Tim Terios 7 Wonders – Hidden Paradise telah memasuki hari kedelapan—Oktober 8, 2013. Malam sebelumnya; tidak ada kegiatan yang kami lakukan selain makan malam di salah satu restoran yang terletak di seberang penginapan—Hotel Santika Kuta. Praktis Pulau Bali hanya kami jadikan sebagai tempat transit sementara untuk memulihkan tenaga, sebelum melanjutkan perjalanan ke Pulau Lombok.
Jam tangan hitam pinjaman di lengan kanan telah menunjukkan pukul 08.37 waktu INDONESIA bagian tengah.
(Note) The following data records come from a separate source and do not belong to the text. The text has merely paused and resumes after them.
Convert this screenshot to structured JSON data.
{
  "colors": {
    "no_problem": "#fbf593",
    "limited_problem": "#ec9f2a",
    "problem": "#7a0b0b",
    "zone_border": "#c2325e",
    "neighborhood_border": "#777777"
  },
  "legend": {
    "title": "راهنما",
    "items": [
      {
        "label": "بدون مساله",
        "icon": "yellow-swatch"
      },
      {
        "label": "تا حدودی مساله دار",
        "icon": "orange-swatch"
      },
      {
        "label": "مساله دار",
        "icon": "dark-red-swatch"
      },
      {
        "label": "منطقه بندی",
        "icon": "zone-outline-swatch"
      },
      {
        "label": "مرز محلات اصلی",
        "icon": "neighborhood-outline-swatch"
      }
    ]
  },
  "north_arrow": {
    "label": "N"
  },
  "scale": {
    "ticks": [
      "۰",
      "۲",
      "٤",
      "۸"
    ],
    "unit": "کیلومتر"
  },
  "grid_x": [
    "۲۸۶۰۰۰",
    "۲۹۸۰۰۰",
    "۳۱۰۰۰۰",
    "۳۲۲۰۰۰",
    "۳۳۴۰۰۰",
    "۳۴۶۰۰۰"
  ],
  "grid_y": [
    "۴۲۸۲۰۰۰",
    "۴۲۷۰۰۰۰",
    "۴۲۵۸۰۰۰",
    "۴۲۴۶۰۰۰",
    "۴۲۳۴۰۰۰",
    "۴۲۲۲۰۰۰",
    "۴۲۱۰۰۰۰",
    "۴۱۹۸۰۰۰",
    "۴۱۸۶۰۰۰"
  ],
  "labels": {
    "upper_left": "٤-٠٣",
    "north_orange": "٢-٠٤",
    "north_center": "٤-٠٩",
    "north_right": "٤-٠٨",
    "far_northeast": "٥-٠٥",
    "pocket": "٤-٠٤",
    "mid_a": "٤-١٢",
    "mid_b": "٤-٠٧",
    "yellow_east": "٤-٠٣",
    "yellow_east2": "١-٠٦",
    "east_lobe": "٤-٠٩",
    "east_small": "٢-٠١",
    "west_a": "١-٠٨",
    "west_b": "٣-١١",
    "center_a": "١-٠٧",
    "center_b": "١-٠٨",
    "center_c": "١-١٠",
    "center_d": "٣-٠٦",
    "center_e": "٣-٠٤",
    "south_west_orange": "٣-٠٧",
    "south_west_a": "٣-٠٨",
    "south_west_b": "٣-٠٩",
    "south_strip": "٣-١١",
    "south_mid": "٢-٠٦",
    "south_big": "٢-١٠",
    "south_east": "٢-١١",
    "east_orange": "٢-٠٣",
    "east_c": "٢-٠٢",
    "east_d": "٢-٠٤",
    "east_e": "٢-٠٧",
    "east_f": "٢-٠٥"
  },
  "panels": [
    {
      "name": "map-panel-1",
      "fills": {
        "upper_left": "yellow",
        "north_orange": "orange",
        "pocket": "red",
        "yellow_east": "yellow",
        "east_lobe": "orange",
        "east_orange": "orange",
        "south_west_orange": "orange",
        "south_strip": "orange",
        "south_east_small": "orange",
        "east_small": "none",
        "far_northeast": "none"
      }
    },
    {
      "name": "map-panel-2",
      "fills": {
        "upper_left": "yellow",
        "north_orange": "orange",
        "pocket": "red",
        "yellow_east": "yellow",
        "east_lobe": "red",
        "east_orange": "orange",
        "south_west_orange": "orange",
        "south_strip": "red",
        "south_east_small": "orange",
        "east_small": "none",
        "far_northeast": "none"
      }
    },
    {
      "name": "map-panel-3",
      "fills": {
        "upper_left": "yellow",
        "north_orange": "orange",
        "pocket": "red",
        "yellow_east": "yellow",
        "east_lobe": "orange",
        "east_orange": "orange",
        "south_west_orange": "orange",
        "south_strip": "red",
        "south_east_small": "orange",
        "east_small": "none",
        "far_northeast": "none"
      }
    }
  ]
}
Pada odometer digital Daihatsu Terios 7 tertera angka 1962. Itu artinya, kami telah menempuh perjalanan darat sejauh 1,726 km mulai dari Desa Sawarna – Merapi, Desa Kinahrejo – Desa Ranu Pani – Taman Nasional Baluran – hingga di Kuta, Bali. Bila perjalanan laut—menyeberangi Selat Bali dari Ketapang ke Gilimanuk—juga dihitung, maka tinggal tambahkan angka tadi dengan 4.5-5 km lagi.
Hotel Santika – Kuta, Bali
Jalan Raya Kuta No. 98 Kuta, Bali – INDONESIA
Telp: (62-361) 764.033, 764.044
Fax: (62-361) 764.041
Email: info@santikakutabali.com
Lepas sarapan pagi, kami segera bertolak dari Hotel Santika Kuta. Indikator bensin yang menyatu dengan odometer digital menyisakan 2 bar setelah menempuh satu jam perjalanan, karenanya pada salah satu Stasiun Pengisian Bahan Bakar Umum (SPBU) di Jalan Prof. Dr. Ida Bagus Mantra No. 9, Dusun Sidayu Tojan, Desa Takmung, Klungkung, bensin kami isi kembali.
Panorama laut yang membentang luas di sebelah kanan jalan menyajikan pemandangan Nusa Lembongan di arah tenggara Jalan Prof. Dr. Ida Bagus Mantra. Di belakangnya terdapat Nusa Ceningan yang berukuran lebih kecil, dan Nusa Penida dengan ukuran berkali lipat lebih besar. Berdasarkan data dari Badan Pusat Statistik Kabupaten Klungkung, ketiga pulau ini—Nusa Lembongan, Nusa Ceningan, dan Nusa Penida—terangkum dalam Kecamatan Nusa Penida yang luasnya mencapai 202.84 km2.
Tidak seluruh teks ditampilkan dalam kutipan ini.